The term “white collar crime” refers to a wide range of offenses involving financial and commercial activities. Many federal statutes dealing with financial regulations have both civil and criminal enforcement provisions. This means that the government can bring a civil lawsuit, which could result in penalties and damages, or a criminal prosecution, which could result in a fine and a prison sentence. Antitrust law deals with monopolistic and other anticompetitive practices by businesses. Most federal antitrust cases involve civil enforcement, but one statute allows criminal prosecution by the Department of Justice (DOJ). An online retail company recently pleaded guilty to criminal antitrust violations in a Texas white collar prosecution. United States v. Zaappaaz, Inc., No. 4:17-cr-00477, information (S.D. Tex., Aug. 7, 2017). Its president also pleaded guilty to a similar charge. United States v. Makanojiya, No. 4:17-cr-00478, information (S.D. Tex., Aug. 7, 2017).

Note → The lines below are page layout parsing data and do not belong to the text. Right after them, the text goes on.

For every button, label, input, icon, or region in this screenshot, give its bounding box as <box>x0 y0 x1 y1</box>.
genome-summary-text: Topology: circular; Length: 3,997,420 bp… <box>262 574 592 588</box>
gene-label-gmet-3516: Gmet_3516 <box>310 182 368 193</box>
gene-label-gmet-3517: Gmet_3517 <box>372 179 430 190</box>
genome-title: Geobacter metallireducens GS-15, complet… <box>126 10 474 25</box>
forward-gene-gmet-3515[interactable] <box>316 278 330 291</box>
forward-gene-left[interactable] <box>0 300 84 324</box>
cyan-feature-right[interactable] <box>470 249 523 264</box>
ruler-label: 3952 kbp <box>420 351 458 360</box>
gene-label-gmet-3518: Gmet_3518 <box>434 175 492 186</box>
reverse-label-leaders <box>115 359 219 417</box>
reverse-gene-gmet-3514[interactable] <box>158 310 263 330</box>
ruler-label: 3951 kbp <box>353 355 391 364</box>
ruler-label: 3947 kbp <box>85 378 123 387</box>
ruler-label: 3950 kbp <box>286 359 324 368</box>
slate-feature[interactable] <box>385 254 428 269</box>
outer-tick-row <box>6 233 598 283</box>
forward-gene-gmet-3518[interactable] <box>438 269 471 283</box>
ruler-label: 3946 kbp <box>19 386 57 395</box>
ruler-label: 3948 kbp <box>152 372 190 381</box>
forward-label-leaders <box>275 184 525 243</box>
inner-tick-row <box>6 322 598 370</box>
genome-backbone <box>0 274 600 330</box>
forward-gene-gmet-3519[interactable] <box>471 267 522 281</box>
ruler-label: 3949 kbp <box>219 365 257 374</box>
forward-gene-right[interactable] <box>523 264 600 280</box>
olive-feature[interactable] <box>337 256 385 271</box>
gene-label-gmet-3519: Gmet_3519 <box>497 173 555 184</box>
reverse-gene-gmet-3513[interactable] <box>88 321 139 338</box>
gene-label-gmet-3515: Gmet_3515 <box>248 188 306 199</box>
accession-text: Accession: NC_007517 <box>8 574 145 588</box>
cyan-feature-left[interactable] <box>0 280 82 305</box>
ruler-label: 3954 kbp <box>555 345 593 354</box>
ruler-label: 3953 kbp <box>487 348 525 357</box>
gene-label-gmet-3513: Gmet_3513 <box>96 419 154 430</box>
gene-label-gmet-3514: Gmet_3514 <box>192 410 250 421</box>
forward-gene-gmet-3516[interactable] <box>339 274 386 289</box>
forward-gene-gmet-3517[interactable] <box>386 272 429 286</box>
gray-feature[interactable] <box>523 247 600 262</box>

The Sherman Antitrust Act of 1890 was the first major federal statute addressing anticompetitive business practices. It prohibits contracts and conspiracies “in restraint of trade or commerce” across state lines. 15 U.S.C. § 1. The purpose of this statute, according to the Supreme Court, “is to protect the public from the failure of the market” by prohibiting “conduct which unfairly tends to destroy competition itself.” Spectrum Sports, Inc. v. McQuillan, 506 U.S. 447, 458 (1993). Criminal penalties may include up to 10 years in prison. Congress has amended the statute over the years to increase the monetary penalties. Originally, the law provided for a fine of up to $5,000. Since 2004, the maximum penalty has been $100 million for a corporation, or $1 million for an individual or an organization other than a corporation. Additionally, private parties may be able to file civil lawsuits for antitrust violations that directly caused them harm.
The corporate defendant is a Texas corporation that sells “customized promotional products, including wristbands and lanyards,” through several websites. Zaappaaz, information at 1. The government alleged that the defendant conspired with other e-commerce businesses involved in the sale of similar products “to suppress and eliminate competition by fixing and maintaining prices.” Id. at 2. The defendant allegedly made these agreements at in-person meetings or in communications through text messaging and social media platforms. This occurred from approximately October 2014 until about June 2016. The information in Makanojiya makes almost identical allegations against that defendant, identifying him as the president and director of the corporate defendant.